Karma, the "meaningful" decisions players make as they play that directly effects both the story and Delsin's combat options, is also lacking depth. Most, if not virtually all players will decide on either "good" or "evil" in the first minutes of the game and never change from then on. From then on there's no reason to care about the decisions, but the decisions themselves aren't anything most gamers will find particularly gripping anyway. Okay, there is one interesting aspect to the game. I chose the evil or "Infamous" aspect for my first run and found combat much more enticing -- killing and destroying vs. saving and protecting. The story, however, feels much more directed towards a good playthrough. Therein lies the unfortunate decision players have to make: choose good and have slower, more tedious gameplay for a more compelling story; or trade a compelling story for faster, more rewarding combat? That's probably the last decision the developers probably wanted players to feel conflicted over.

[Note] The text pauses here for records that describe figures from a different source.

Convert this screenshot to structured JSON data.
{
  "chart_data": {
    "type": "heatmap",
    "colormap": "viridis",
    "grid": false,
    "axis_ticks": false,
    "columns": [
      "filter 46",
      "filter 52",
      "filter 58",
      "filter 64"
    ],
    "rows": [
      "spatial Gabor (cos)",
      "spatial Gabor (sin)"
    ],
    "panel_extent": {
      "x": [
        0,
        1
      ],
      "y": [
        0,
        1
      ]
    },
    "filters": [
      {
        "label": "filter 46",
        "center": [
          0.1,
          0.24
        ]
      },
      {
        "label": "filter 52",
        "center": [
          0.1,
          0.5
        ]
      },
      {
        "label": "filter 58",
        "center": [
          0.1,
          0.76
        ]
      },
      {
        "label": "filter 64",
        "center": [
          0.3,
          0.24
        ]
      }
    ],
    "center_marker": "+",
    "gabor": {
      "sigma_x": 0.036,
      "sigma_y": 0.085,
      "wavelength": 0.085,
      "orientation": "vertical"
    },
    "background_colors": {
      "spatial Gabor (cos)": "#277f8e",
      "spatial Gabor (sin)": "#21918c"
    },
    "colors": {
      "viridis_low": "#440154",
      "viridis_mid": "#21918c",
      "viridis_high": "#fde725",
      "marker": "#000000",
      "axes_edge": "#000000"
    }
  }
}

Infamous: Second Son, like the PlayStation 4 exclusives prior to it, looks outstanding. Sucker Punch put an obvious priority on Delsin's powers, from each animation to the effects that constantly push the PS4's power to its limits. Seattle is, without a doubt, one of the most brilliant cityscapes in a game I've yet played. Standing high on the Space Needle and staring out at the horizon, the sun just beginning to peak over the mountains in the distance -- it's alarmingly beautiful. Nothing can take the sights and sounds Sucker Punch obviously spent days and months perfecting away from Infamous: Second Son.

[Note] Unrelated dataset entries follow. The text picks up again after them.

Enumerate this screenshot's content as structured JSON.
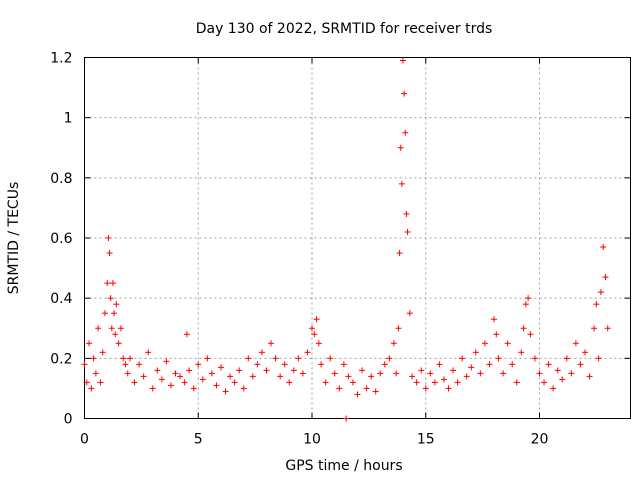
{
  "chart_data": {
    "type": "scatter",
    "title": "Day 130 of 2022, SRMTID for receiver trds",
    "xlabel": "GPS time / hours",
    "ylabel": "SRMTID / TECUs",
    "xlim": [
      0,
      24
    ],
    "ylim": [
      0,
      1.2
    ],
    "xticks": [
      0,
      5,
      10,
      15,
      20
    ],
    "xtick_labels": [
      "0",
      "5",
      "10",
      "15",
      "20"
    ],
    "yticks": [
      0,
      0.2,
      0.4,
      0.6,
      0.8,
      1.0,
      1.2
    ],
    "ytick_labels": [
      "0",
      "0.2",
      "0.4",
      "0.6",
      "0.8",
      "1",
      "1.2"
    ],
    "grid": true,
    "marker": "+",
    "color": "#ff0000",
    "series": [
      {
        "name": "SRMTID",
        "x": [
          0.0,
          0.1,
          0.2,
          0.3,
          0.4,
          0.5,
          0.6,
          0.7,
          0.8,
          0.9,
          1.0,
          1.05,
          1.1,
          1.15,
          1.2,
          1.25,
          1.3,
          1.35,
          1.4,
          1.5,
          1.6,
          1.7,
          1.8,
          1.9,
          2.0,
          2.2,
          2.4,
          2.6,
          2.8,
          3.0,
          3.2,
          3.4,
          3.6,
          3.8,
          4.0,
          4.2,
          4.4,
          4.5,
          4.6,
          4.8,
          5.0,
          5.2,
          5.4,
          5.6,
          5.8,
          6.0,
          6.2,
          6.4,
          6.6,
          6.8,
          7.0,
          7.2,
          7.4,
          7.6,
          7.8,
          8.0,
          8.2,
          8.4,
          8.6,
          8.8,
          9.0,
          9.2,
          9.4,
          9.6,
          9.8,
          10.0,
          10.1,
          10.2,
          10.3,
          10.4,
          10.6,
          10.8,
          11.0,
          11.2,
          11.4,
          11.5,
          11.6,
          11.8,
          12.0,
          12.2,
          12.4,
          12.6,
          12.8,
          13.0,
          13.2,
          13.4,
          13.6,
          13.7,
          13.8,
          13.85,
          13.9,
          13.95,
          14.0,
          14.05,
          14.1,
          14.15,
          14.2,
          14.3,
          14.4,
          14.6,
          14.8,
          15.0,
          15.2,
          15.4,
          15.6,
          15.8,
          16.0,
          16.2,
          16.4,
          16.6,
          16.8,
          17.0,
          17.2,
          17.4,
          17.6,
          17.8,
          18.0,
          18.1,
          18.2,
          18.4,
          18.6,
          18.8,
          19.0,
          19.2,
          19.3,
          19.4,
          19.5,
          19.6,
          19.8,
          20.0,
          20.2,
          20.4,
          20.6,
          20.8,
          21.0,
          21.2,
          21.4,
          21.6,
          21.8,
          22.0,
          22.2,
          22.4,
          22.5,
          22.6,
          22.7,
          22.8,
          22.9,
          23.0
        ],
        "y": [
          0.18,
          0.12,
          0.25,
          0.1,
          0.2,
          0.15,
          0.3,
          0.12,
          0.22,
          0.35,
          0.45,
          0.6,
          0.55,
          0.4,
          0.3,
          0.45,
          0.35,
          0.28,
          0.38,
          0.25,
          0.3,
          0.2,
          0.18,
          0.15,
          0.2,
          0.12,
          0.18,
          0.14,
          0.22,
          0.1,
          0.16,
          0.13,
          0.19,
          0.11,
          0.15,
          0.14,
          0.12,
          0.28,
          0.16,
          0.1,
          0.18,
          0.13,
          0.2,
          0.15,
          0.11,
          0.17,
          0.09,
          0.14,
          0.12,
          0.16,
          0.1,
          0.2,
          0.14,
          0.18,
          0.22,
          0.16,
          0.25,
          0.2,
          0.14,
          0.18,
          0.12,
          0.16,
          0.2,
          0.15,
          0.22,
          0.3,
          0.28,
          0.33,
          0.25,
          0.18,
          0.12,
          0.2,
          0.15,
          0.1,
          0.18,
          0.0,
          0.14,
          0.12,
          0.08,
          0.16,
          0.1,
          0.14,
          0.09,
          0.15,
          0.18,
          0.2,
          0.25,
          0.15,
          0.3,
          0.55,
          0.9,
          0.78,
          1.19,
          1.08,
          0.95,
          0.68,
          0.62,
          0.35,
          0.14,
          0.12,
          0.16,
          0.1,
          0.15,
          0.12,
          0.18,
          0.13,
          0.1,
          0.16,
          0.12,
          0.2,
          0.14,
          0.17,
          0.22,
          0.15,
          0.25,
          0.18,
          0.33,
          0.28,
          0.2,
          0.15,
          0.25,
          0.18,
          0.12,
          0.22,
          0.3,
          0.38,
          0.4,
          0.28,
          0.2,
          0.15,
          0.12,
          0.18,
          0.1,
          0.16,
          0.13,
          0.2,
          0.15,
          0.25,
          0.18,
          0.22,
          0.14,
          0.3,
          0.38,
          0.2,
          0.42,
          0.57,
          0.47,
          0.3
        ]
      }
    ]
  }
}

Actually playing Infamous: Second Son can be a mixed bag though. There's simply not enough content to drive an open-world gaming experience for the length of the entire game. Combat is enjoyable, in large part because of the presentation rather than the actual impact of gameplay, though I still found it enjoyable to run around fighting the D.U.P where I found them even after the game was finished. Finding reasons to push forward is Second Son is more of a challenge than those meant to be found in-game. There's a lot of tedium is what I'm saying, with little else beyond the surprisingly short campaign to compel players to soldier on.

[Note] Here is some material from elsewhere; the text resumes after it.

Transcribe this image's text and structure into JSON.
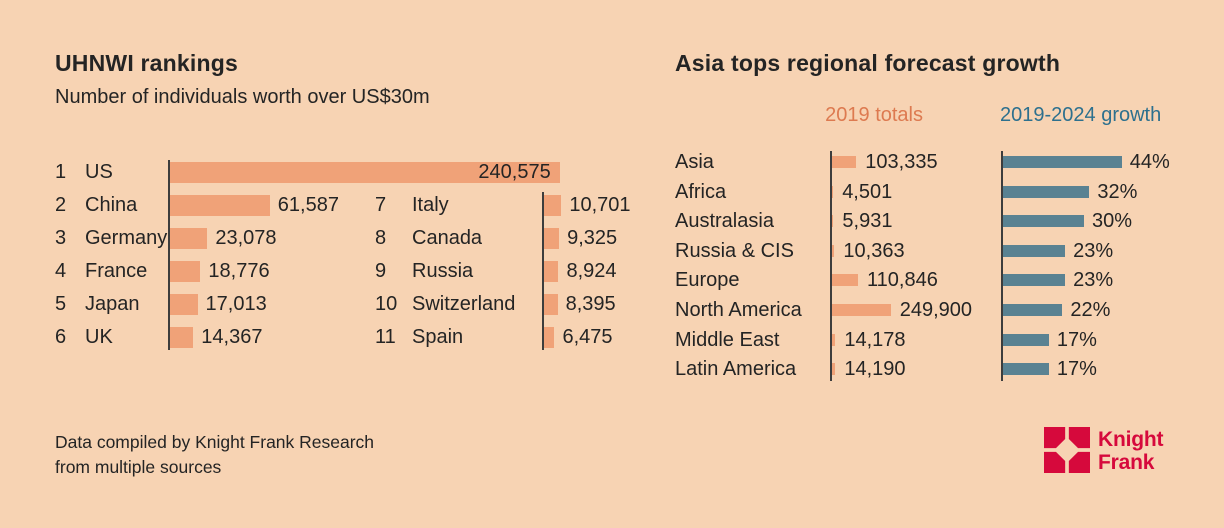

It's disappointing that Sucker Punch didn't drive to do more with the opportunity they had to be that game on the PlayStation 4. The game that all future PS4 exclusive get compared to. There's certainly no shame in being another good-but-not great exclusive early in a next-gen console's lifespan, especially with such standout visuals. Infamous: Second Son simply is what it is, much like its predecessors -- a lot of potential that's never quite capitalized upon.